L’analyse de différents tissus des souriceaux montre une incorporation et/ou rétention des cellules maternelles transférées par l’allaitement dans le thymus et la rate (augmentation graduelle et exponentielle, respectivement, p<0.05). A trois jours de vie des souriceaux, 90 à 100 % des cellules maternelles dans le thymus sont positives au CMH-2 (complexe présent à la surface des cellules présentatrices d’antigènes). Ce taux diminue à 7 jours puis atteint de nouveau un haut pourcentage à 14 jours, indiquant un nouvel influx maternel. Dans la rate, quasiment toutes les cellules maternelles sont positives au CMH-2 jusqu’à 21 jours. Toutes ces cellules CMH-2+ dans le thymus et la rate sont également CD4+. Des tests de marquage spécifique éliminent la probabilité qu’il s’agissent de cellules dendritiques. Une proportion variable, mais pouvant atteindre 100%, de cellules d’origine maternelle CMH+/CD4+ dans le thymus est également positive au marqueur CD44 (spécifique des lymphocytes T4 mémoire). De plus, le taux de cellules CD4+/CD44+ dans le lait maternel diminue avec le temps (différence entre 3 et 14 jours, p<0.01).
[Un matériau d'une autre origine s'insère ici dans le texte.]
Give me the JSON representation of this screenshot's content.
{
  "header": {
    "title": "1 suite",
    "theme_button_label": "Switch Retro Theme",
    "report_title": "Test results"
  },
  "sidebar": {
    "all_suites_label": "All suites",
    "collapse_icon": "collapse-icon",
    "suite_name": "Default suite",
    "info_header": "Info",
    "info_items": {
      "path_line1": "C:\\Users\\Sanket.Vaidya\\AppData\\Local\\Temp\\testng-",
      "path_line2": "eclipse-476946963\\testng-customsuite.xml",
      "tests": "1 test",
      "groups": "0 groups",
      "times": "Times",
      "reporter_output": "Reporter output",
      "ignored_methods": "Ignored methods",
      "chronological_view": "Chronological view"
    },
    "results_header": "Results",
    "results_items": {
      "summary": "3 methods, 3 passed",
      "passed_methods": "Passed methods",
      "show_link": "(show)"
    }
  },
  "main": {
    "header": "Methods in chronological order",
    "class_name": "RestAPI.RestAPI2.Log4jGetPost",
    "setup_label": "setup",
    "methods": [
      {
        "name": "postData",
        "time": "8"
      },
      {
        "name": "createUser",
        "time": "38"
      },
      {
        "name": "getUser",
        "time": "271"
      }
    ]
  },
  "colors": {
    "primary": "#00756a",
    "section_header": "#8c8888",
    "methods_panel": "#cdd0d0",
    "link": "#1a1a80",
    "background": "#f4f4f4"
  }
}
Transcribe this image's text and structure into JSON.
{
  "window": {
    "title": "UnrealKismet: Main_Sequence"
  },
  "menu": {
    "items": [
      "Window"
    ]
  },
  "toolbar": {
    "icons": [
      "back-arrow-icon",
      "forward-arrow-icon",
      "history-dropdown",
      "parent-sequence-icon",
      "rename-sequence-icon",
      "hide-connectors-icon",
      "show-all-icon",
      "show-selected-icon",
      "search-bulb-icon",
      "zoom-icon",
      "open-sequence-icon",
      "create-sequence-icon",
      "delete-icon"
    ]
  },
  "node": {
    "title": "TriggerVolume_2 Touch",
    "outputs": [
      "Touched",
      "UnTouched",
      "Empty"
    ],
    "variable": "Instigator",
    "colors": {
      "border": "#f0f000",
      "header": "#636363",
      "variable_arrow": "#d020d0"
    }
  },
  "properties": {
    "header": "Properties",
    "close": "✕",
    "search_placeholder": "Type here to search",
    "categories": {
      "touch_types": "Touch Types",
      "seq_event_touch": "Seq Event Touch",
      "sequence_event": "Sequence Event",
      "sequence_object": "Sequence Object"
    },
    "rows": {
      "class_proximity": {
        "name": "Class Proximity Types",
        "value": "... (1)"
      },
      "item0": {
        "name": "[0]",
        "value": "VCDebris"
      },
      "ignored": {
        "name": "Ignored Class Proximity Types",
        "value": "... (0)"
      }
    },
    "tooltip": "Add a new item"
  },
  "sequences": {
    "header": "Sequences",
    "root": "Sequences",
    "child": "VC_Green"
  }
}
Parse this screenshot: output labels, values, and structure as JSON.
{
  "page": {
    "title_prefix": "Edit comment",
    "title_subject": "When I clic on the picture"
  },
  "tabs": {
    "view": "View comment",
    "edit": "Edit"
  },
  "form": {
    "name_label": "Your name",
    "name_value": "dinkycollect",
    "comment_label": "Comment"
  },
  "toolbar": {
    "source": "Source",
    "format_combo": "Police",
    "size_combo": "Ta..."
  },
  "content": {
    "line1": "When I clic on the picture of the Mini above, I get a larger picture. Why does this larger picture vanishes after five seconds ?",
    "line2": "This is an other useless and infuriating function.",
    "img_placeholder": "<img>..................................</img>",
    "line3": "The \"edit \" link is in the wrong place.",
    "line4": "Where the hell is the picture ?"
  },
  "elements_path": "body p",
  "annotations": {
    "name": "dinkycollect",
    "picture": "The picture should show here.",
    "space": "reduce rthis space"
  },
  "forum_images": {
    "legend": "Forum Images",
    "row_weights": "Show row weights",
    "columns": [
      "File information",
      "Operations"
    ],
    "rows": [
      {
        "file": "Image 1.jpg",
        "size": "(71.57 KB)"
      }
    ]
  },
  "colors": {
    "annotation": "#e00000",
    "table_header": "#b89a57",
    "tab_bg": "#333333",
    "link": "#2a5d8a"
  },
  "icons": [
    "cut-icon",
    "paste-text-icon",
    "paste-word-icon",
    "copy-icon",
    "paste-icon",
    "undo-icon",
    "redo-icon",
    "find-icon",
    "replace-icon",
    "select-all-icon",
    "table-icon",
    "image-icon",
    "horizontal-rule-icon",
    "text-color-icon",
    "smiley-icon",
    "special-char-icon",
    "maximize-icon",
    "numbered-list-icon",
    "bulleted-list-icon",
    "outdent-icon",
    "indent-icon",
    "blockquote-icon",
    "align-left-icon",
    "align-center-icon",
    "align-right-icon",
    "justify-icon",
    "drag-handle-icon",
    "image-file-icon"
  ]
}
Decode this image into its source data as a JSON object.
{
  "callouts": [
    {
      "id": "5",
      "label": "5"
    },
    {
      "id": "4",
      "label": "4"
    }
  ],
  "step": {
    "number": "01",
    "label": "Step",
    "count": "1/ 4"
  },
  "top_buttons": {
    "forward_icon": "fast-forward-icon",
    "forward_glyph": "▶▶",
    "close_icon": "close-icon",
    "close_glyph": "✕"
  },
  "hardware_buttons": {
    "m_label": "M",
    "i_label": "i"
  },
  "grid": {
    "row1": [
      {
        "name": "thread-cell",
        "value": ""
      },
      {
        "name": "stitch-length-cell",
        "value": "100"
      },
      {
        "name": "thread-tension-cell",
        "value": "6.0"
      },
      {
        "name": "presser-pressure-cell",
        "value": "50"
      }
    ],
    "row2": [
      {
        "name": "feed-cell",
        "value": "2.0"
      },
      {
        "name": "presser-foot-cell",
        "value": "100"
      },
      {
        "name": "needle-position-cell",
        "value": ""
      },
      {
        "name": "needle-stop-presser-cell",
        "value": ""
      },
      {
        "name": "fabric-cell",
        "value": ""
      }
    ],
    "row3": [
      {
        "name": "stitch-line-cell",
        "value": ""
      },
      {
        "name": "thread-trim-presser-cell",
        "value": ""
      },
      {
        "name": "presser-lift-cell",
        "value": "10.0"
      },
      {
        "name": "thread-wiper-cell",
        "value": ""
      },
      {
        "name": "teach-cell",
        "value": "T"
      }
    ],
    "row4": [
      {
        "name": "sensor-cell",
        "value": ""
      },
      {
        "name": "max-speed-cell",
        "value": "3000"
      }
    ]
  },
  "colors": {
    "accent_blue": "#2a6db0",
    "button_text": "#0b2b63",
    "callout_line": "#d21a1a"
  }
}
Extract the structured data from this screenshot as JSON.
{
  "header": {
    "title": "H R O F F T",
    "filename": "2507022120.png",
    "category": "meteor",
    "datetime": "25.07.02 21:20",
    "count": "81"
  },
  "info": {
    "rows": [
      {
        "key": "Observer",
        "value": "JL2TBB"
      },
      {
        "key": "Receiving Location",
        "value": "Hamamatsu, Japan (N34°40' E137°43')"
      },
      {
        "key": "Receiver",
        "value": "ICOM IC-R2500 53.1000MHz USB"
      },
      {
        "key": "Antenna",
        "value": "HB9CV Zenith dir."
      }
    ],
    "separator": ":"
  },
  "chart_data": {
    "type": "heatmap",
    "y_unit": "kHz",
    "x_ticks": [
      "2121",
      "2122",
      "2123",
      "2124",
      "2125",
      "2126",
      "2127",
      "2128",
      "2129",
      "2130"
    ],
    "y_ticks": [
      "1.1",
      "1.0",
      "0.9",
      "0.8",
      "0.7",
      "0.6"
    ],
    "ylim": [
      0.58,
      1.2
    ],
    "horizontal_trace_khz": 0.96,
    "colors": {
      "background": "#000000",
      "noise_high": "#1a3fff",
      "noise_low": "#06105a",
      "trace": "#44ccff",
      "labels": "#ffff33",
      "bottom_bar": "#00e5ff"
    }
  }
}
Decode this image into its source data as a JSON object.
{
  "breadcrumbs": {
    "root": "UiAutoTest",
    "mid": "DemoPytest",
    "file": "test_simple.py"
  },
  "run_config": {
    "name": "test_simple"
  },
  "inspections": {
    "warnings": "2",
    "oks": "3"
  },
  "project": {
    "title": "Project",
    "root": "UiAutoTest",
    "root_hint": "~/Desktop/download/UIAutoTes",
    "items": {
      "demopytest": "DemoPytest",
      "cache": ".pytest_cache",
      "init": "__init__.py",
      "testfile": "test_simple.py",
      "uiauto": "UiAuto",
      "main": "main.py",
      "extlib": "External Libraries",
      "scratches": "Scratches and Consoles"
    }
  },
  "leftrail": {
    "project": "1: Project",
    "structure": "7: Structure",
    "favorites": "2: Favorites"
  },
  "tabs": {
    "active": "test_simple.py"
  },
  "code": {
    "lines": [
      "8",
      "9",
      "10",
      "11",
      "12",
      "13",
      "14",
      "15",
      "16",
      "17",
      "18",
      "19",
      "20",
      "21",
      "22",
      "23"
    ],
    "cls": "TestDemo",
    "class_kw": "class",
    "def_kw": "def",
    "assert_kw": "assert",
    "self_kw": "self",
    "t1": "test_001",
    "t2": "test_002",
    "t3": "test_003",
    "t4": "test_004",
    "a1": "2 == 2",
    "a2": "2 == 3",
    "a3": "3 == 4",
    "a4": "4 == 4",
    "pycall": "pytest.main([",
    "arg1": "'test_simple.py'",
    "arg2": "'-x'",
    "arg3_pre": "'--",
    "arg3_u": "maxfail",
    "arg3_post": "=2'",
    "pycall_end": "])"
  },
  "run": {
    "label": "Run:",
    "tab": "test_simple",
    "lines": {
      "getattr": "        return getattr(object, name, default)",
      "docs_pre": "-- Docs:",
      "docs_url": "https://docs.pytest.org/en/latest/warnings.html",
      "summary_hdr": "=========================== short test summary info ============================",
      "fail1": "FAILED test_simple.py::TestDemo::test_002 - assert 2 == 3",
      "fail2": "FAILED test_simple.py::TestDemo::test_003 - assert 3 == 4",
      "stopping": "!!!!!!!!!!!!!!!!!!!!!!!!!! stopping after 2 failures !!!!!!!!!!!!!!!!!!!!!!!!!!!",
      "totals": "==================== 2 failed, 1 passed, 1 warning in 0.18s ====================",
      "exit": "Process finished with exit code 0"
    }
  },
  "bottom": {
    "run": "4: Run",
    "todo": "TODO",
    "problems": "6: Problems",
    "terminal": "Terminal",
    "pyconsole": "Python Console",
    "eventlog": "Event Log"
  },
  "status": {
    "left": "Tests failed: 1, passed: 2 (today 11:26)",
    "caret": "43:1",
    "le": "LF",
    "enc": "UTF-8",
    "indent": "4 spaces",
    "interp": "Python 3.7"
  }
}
Par un marquage spécifique du CMH-2, le lait dans l’intestin et le thymus des souriceaux révèlent des pourcentages faibles mais constants de cellules CD4+ positives aux immunogènes avec lesquels les souris allaitantes avaient été infectées. Ainsi, la réponse immune cellulaire spécifique chez les souris immunisées est présente dans le lait maternel et atteint le thymus des souriceaux non-immunisés. Dans la rate des souriceaux de 3 semaines, une stimulation antigénique de même nature que l’immunisation des souris allaitantes se traduit par une augmentation significative des cellules T CD8+ produisant interféron-gamma et interleukine-2 (p<0.05). Les cellules T CD8+/IFN-γ sont à plus de 90% originaire du thymus des souriceaux à 5 et 7 semaines, puis dès 12 semaines plus aucune origine maternelle n’est décelée, et ce jusqu’à 52 semaines, bien après le sevrage (p<0.0001). Chez des souriceaux allaités par des souris immunisées et traitées pour inhiber les cellules CD4+, la réponse en cellules T CD8+/IFN-γ par stimulation de la rate à 5 semaines est 60 à 70% inférieure (p<0.01).

Conclusions

Cette étude met en évidence l’effet de l’immunisation maternelle et de l’allaitement sur le développement chez la progéniture d’une répertoire immunitaire spécifique. Il s’agit là d’un rôle immunologique majeur de l’allaitement, à long terme, qui viendrait s’ajouter à l’effet d’immunité passive déjà bien connu. Les auteurs proposent un modèle selon lequel le complexe CMH-antigène des cellules maternelles CMH-2+/CD4+, présentatrices de l’antigène suite à l’immunisation maternelle, serait protégé par internalisation en compartiment vésiculaire non-dégradatif, durant la migration au travers des barrières mammaire, intestinale puis épithéliale (thymus). Ils suggèrent un grand potentiel de l’apprivoisement de l’éducation immunitaire maternelle par immunisation en pré-grossesse, dans l’amélioration des stratégies de vaccination dans le cadre de pathologies nécessitant une réponse immune de type cellulaire.